Pas si essentiels, le compte de banque et la richesse, pour les jeunes d'aujourd'hui? Ça dépend de la langue dans laquelle on pose la question.

Une majorité des Québécois de 18 à 30 ans (54,5 %) accordent peu ou pas d'importance à l'argent, selon le sondage Segma - La Presse -Groupe Gesca. Mais chez les anglophones et les allophones, cette proportion baisse à 36 %.

Le président de Segma-Unimarketing, Raynald Harvey, tente une explication. «Les francophones semblent encore pris avec une certaine perception négative de l'argent, dit-il. Il y a une différence fondamentalement culturelle.» Il l'attribue notamment aux origines catholiques des francophones «Le fait de gagner de l'argent, de devenir riche, était perçu de manière négative.»

Pourtant, si seulement 43 % des francophones disent accorder de l'importance à l'argent, il n'en reste pas moins que, pour eux, le revenu idéal est le même que chez les anglophones, soit environ 70 000 $.

Entre rêve et réalité

Le fait que plus de la moitié des jeunes Québécois accordent peu d'importance à l'argent (parmi ce groupe, un répondant sur six n'y accorde aucune importance) est significatif.

La Presse a pris contact avec les services d'orientation de certains collèges, là où passent les jeunes qui entrent dans la tranche des jeunes adultes, pour savoir ce qu'il en est réellement.

«Par rapport à ce que j'entends et à ce que je perçois, les chiffres ne sont pas loin de la réalité», dit Denise Racine, conseillère d'orientation au cégep... douard-Montpetit.

«Nous avons des jeunes qui sont carriéristes et qui nous disent par exemple qu'ils veulent aller en médecine pour faire de l'argent, mais ce n'est vraiment pas la masse», précise-t-elle.

Selon Mme Racine, qui travaille avec les jeunes depuis une qui zaine d'années, l'importance accordée à la richesse a un peu diminué dans les choix professionnels des jeunes, au profit des valeurs de plaisir, de satisfaction et de valorisation dans le travail.

Selon Mélanie Gratton, conseillère en information scolaire et professionnelle au Collège de Rosemont, l'argent reste néanmoins une variable importante dans les choix des jeunes.

Selon les résultats du sondage, les jeunes qui gagnent moins de 10 000 $ (souvent des étudiants) évaluent leur revenu idéal à près de 75 000 $, alors qu'il n'est que de 57 200 $ pour ceux qui gagnent entre 20 000 $ et 30 000 $.

Raynald Harvey qualifie les premiers de «rêveurs», les seconds de «réalistes».

«Parfois, les jeunes visent un salaire sans savoir que ce salaire est fonction de certaines responsabilités», dit Mélanie Gratton.

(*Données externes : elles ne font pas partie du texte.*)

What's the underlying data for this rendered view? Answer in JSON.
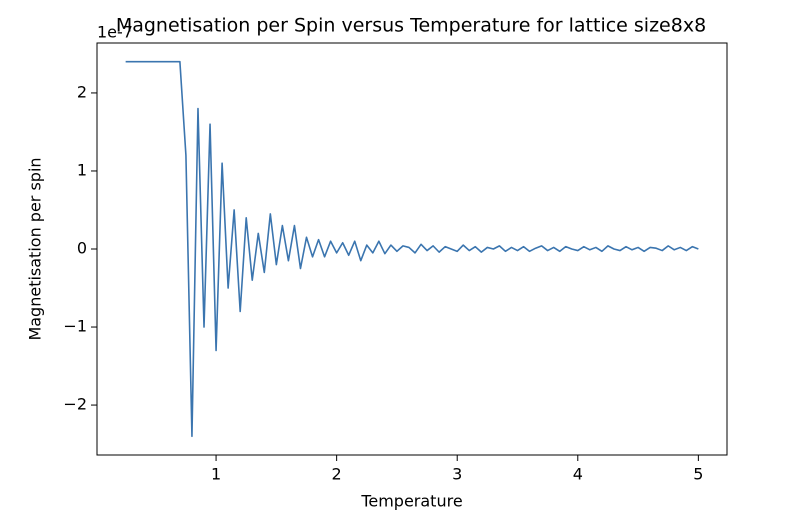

Ils se rendent alors compte qu'il n'y a pas seulement le salaire, mais aussi le poste désiré qui compte.

 

MÉTHODOLOGIE

Le sondage a été réalisé du 5 au 19 août par voie d'entrevues téléphoniques à partir du centre d'appels de Segma recherche à Saguenay. L'échantillon a été tiré aléatoirement parmi les échanges téléphoniques de la population québécoise. Seules les personnes âgées de 18 à 30 ans ont été retenues pour participer à l'enquête. Au total, 608 entrevues ont été réalisées. Les résultats d'ensemble sous-tendent une marge d'erreur maximale de plus ou moins 4,0 % et ce, 19 fois sur 20.